Bir Kitap…

“Bu kitap tüm yoksulluğa, imkansızlıklara ve elverişsiz doğa koşullarına rağmen, bir avuç aydının önderliğinde; askerlerden din adamlarına, profesörlerden öğretmenlere, doktorlardan işinsanlarına kadar, her meslekten insanın omuz omuza bir dayanışma sergileyerek, Finlandiya’yı, ülkelerini geri kalmışlıktan kurtarmak için nasıl büyük bir mücadele verdiklerini, tüm insanlığa örnek olacak biçimde gözler önüne sermektedir.”

Bir günü okumadan geçiriyorsanız zarardasınız. Okumayan insandan hiçbir şey olmaz. 24 saatimiz var. 7-8 saati uykuda geçiyor. 8-10 saati iş-güç için harcıyoruz. Geriye kalan zamanın yarısını okumaya, öğrenmeye, yenilenmeye ayırmamız icap ediyor. Bunu yapmadıkça üretici ülke olamayacağız.

Evlerimizde kullandığımız 50 kadar eşyanın hemen hemen tümü beğenmediğimiz Çinliler’in ürünü. Musluktan bilgisayara kadar Çin bizi esir aldı. Yerli ürün neredeyse hiç kalmadı. Türk Malı diye bildiğimiz bir çok gereç de artık Çin’deki fabrikalarda yapılıyor.

“Kitap okuyunca uykum geliyor” diyenlerdenseniz yazının devamını okumayın. Gerek yok. Siz zaten ölmüşsünüz demektir.

“Her şey bitti. Kurtulma imkanımız yok. Biz öldük. Biz bittik” anlayışına sahipseniz sizinle de bir yere varamayız.
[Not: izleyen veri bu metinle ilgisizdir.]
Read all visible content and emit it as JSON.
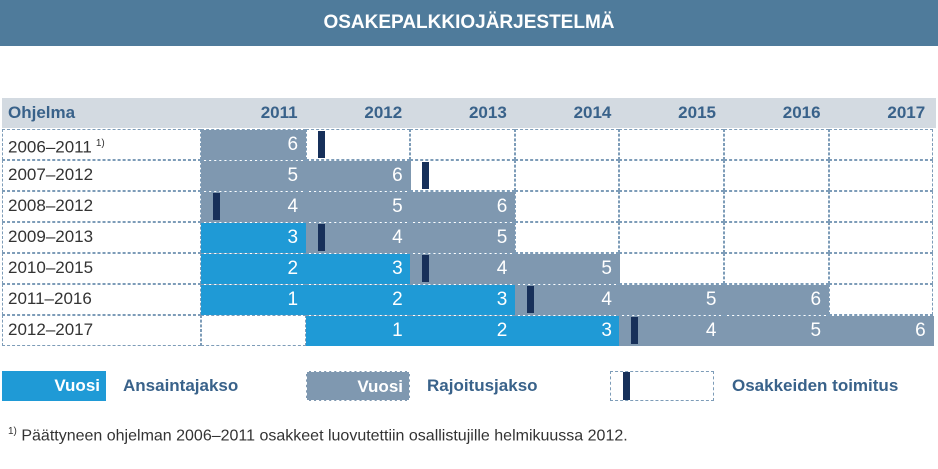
{
  "title": "OSAKEPALKKIOJÄRJESTELMÄ",
  "header": {
    "program_label": "Ohjelma"
  },
  "years": [
    "2011",
    "2012",
    "2013",
    "2014",
    "2015",
    "2016",
    "2017"
  ],
  "programs": [
    {
      "label": "2006–2011",
      "note": "1)",
      "cells": [
        {
          "col": 0,
          "type": "restrict",
          "text": "6"
        }
      ],
      "marker_col": 1,
      "marker_pos": "start"
    },
    {
      "label": "2007–2012",
      "note": "",
      "cells": [
        {
          "col": 0,
          "type": "restrict",
          "text": "5"
        },
        {
          "col": 1,
          "type": "restrict",
          "text": "6"
        }
      ],
      "marker_col": 2,
      "marker_pos": "start"
    },
    {
      "label": "2008–2012",
      "note": "",
      "cells": [
        {
          "col": 0,
          "type": "restrict",
          "text": "4"
        },
        {
          "col": 1,
          "type": "restrict",
          "text": "5"
        },
        {
          "col": 2,
          "type": "restrict",
          "text": "6"
        }
      ],
      "marker_col": 0,
      "marker_pos": "start"
    },
    {
      "label": "2009–2013",
      "note": "",
      "cells": [
        {
          "col": 0,
          "type": "earn",
          "text": "3"
        },
        {
          "col": 1,
          "type": "restrict",
          "text": "4"
        },
        {
          "col": 2,
          "type": "restrict",
          "text": "5"
        }
      ],
      "marker_col": 1,
      "marker_pos": "start"
    },
    {
      "label": "2010–2015",
      "note": "",
      "cells": [
        {
          "col": 0,
          "type": "earn",
          "text": "2"
        },
        {
          "col": 1,
          "type": "earn",
          "text": "3"
        },
        {
          "col": 2,
          "type": "restrict",
          "text": "4"
        },
        {
          "col": 3,
          "type": "restrict",
          "text": "5"
        }
      ],
      "marker_col": 2,
      "marker_pos": "start"
    },
    {
      "label": "2011–2016",
      "note": "",
      "cells": [
        {
          "col": 0,
          "type": "earn",
          "text": "1"
        },
        {
          "col": 1,
          "type": "earn",
          "text": "2"
        },
        {
          "col": 2,
          "type": "earn",
          "text": "3"
        },
        {
          "col": 3,
          "type": "restrict",
          "text": "4"
        },
        {
          "col": 4,
          "type": "restrict",
          "text": "5"
        },
        {
          "col": 5,
          "type": "restrict",
          "text": "6"
        }
      ],
      "marker_col": 3,
      "marker_pos": "start"
    },
    {
      "label": "2012–2017",
      "note": "",
      "cells": [
        {
          "col": 1,
          "type": "earn",
          "text": "1"
        },
        {
          "col": 2,
          "type": "earn",
          "text": "2"
        },
        {
          "col": 3,
          "type": "earn",
          "text": "3"
        },
        {
          "col": 4,
          "type": "restrict",
          "text": "4"
        },
        {
          "col": 5,
          "type": "restrict",
          "text": "5"
        },
        {
          "col": 6,
          "type": "restrict",
          "text": "6"
        }
      ],
      "marker_col": 4,
      "marker_pos": "start"
    }
  ],
  "legend": {
    "earn_box_text": "Vuosi",
    "earn_label": "Ansaintajakso",
    "restrict_box_text": "Vuosi",
    "restrict_label": "Rajoitusjakso",
    "delivery_label": "Osakkeiden toimitus"
  },
  "footnote": {
    "mark": "1)",
    "text": "Päättyneen ohjelman 2006–2011 osakkeet luovutettiin osallistujille helmikuussa 2012."
  },
  "colors": {
    "banner": "#4f7b9b",
    "earn": "#1f9ad6",
    "restrict": "#7f98b0",
    "marker": "#17305a",
    "header_bg": "#d3dae1",
    "header_text": "#39628a"
  }
}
Sürekli negatif, karamsar konuları konuşan, bunları tekrar eden insanlardan olmayın. Hiçbir şeyin sonu değildir. Zor diye bir şey yoktur. Az çalışma vardır.
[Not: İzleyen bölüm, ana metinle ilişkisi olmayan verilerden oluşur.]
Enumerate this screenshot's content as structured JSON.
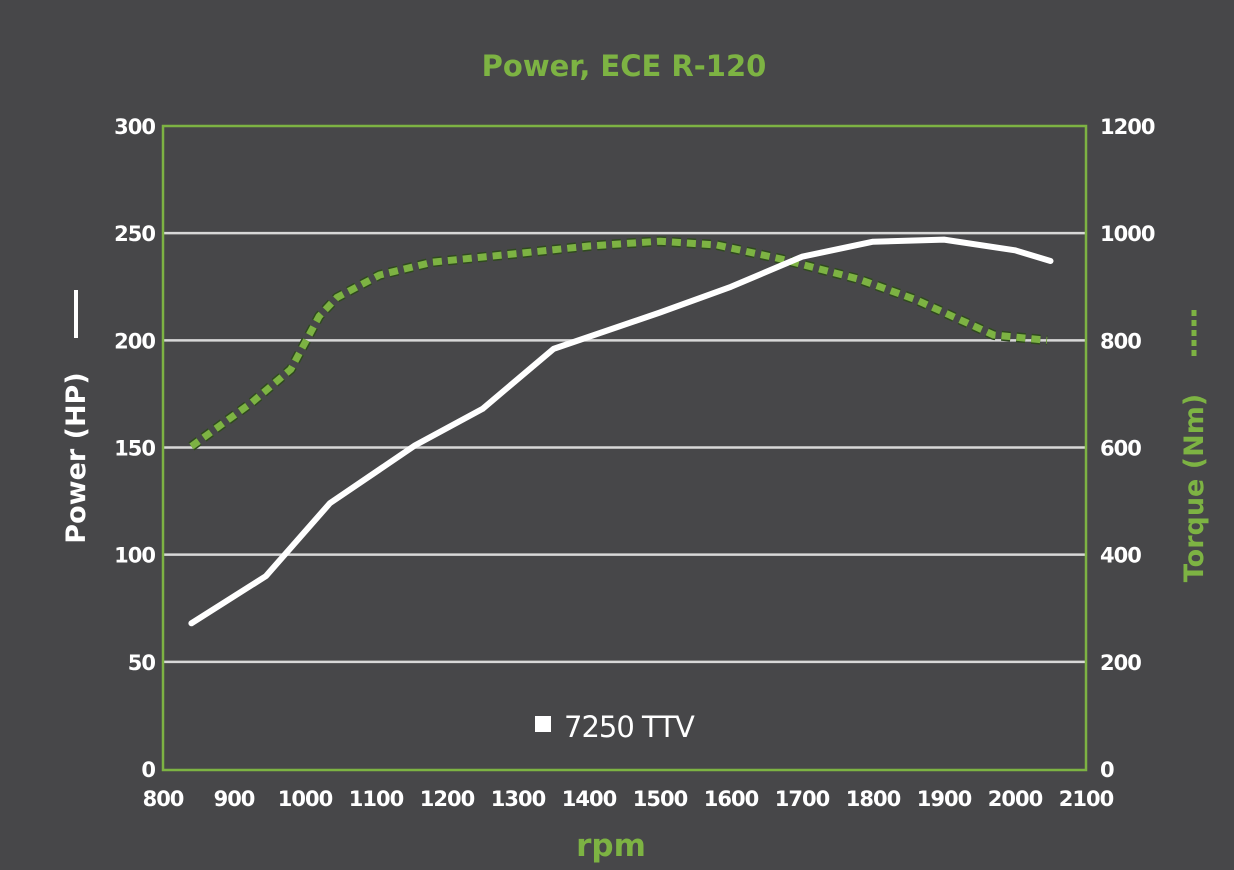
{
  "chart_data": {
    "type": "line",
    "title": "Power, ECE R-120",
    "xlabel": "rpm",
    "ylabel": "Power (HP)",
    "ylabel_right": "Torque (Nm)",
    "xlim": [
      800,
      2100
    ],
    "ylim": [
      0,
      300
    ],
    "ylim_right": [
      0,
      1200
    ],
    "x_ticks": [
      "800",
      "900",
      "1000",
      "1100",
      "1200",
      "1300",
      "1400",
      "1500",
      "1600",
      "1700",
      "1800",
      "1900",
      "2000",
      "2100"
    ],
    "y_ticks": [
      "0",
      "50",
      "100",
      "150",
      "200",
      "250",
      "300"
    ],
    "y_ticks_right": [
      "0",
      "200",
      "400",
      "600",
      "800",
      "1000",
      "1200"
    ],
    "grid": true,
    "legend": {
      "position": "bottom-center",
      "label": "7250 TTV"
    },
    "colors": {
      "background": "#474749",
      "accent": "#7db343",
      "power": "#ffffff",
      "torque": "#7db343",
      "grid": "#d8d8d8"
    },
    "series": [
      {
        "name": "Power (HP)",
        "axis": "left",
        "style": "solid",
        "x": [
          840,
          945,
          1035,
          1155,
          1250,
          1350,
          1500,
          1600,
          1700,
          1800,
          1900,
          2000,
          2050
        ],
        "y": [
          68,
          90,
          124,
          151,
          168,
          196,
          213,
          225,
          239,
          246,
          247,
          242,
          237
        ]
      },
      {
        "name": "Torque (Nm)",
        "axis": "right",
        "style": "dashed",
        "x": [
          840,
          925,
          980,
          1020,
          1045,
          1105,
          1180,
          1300,
          1400,
          1500,
          1580,
          1670,
          1780,
          1860,
          1970,
          2045
        ],
        "y": [
          602,
          684,
          746,
          845,
          880,
          922,
          946,
          962,
          976,
          985,
          978,
          952,
          914,
          876,
          810,
          800
        ]
      }
    ]
  }
}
Bazı kitaplar vardır ki on yıllar geçse de değerini yitirmez. Grigory Petrov’un yazmış olduğu “Beyaz Zambaklar Ülkesinde” adlı kitap da böyledir.

Şu dünyada 25 bin gün kadar yaşıyorsunuz. Abuk subuk filmleri, dizileri, yarışmaları izleyecek zamanı buluyorsunuz. 1-2 saatinizi ayırıp mutlaka bu eseri de okumalısınız. “Benden geçti” diyorsanız çocuklarınıza okutunuz…

“Kitaba para veremem, 10 TL çok para” diyorsanız size eserin linkini sunuyorum. Bunu bilgisayar, tablet ya da telefon ile açıp okuyabilirsiniz.

https://drive.google.com/open?id=10F4ti35IKvC4CD_2zX37HY0nVePmzcua

1920’lerde yazılan kitap Finlandiya’nın perişanlıktan refaha ermesinin serüvenini anlatıyor. Bugün dünyanın en mutlu, en iyi eğitim sistemini kurmuş olan ülkesi Finlandiya’dır. Bu minik ülkede en saygın meslek öğretmenliktir. Burada aklına esen herkes öğretmen olamaz. Eğitimcilerin tümüne yakını tez yazmıştır. Kitap çıkarmıştır.

Sadece kütüphanecilik haftasında 1-2 gün kitaplardan söz ederek bir yere varamıyoruz. “İkra” oku demektir. Kur’an-ı Kerim “İkra” diye başlıyor.

Ali Özdemir – http://www.aliozdemir.net – 10.02.2020

Harfler, kelimeler, cümleler olmadan yaşayamam. Okumak ve yazmak tek hobimdir. Öğrendiklerimi çevremdekilere aktarmak için ara sıra küçük metinler yazıyorum. Bunlar epey başımı ağrıttı. Bazılarını yansıtayım.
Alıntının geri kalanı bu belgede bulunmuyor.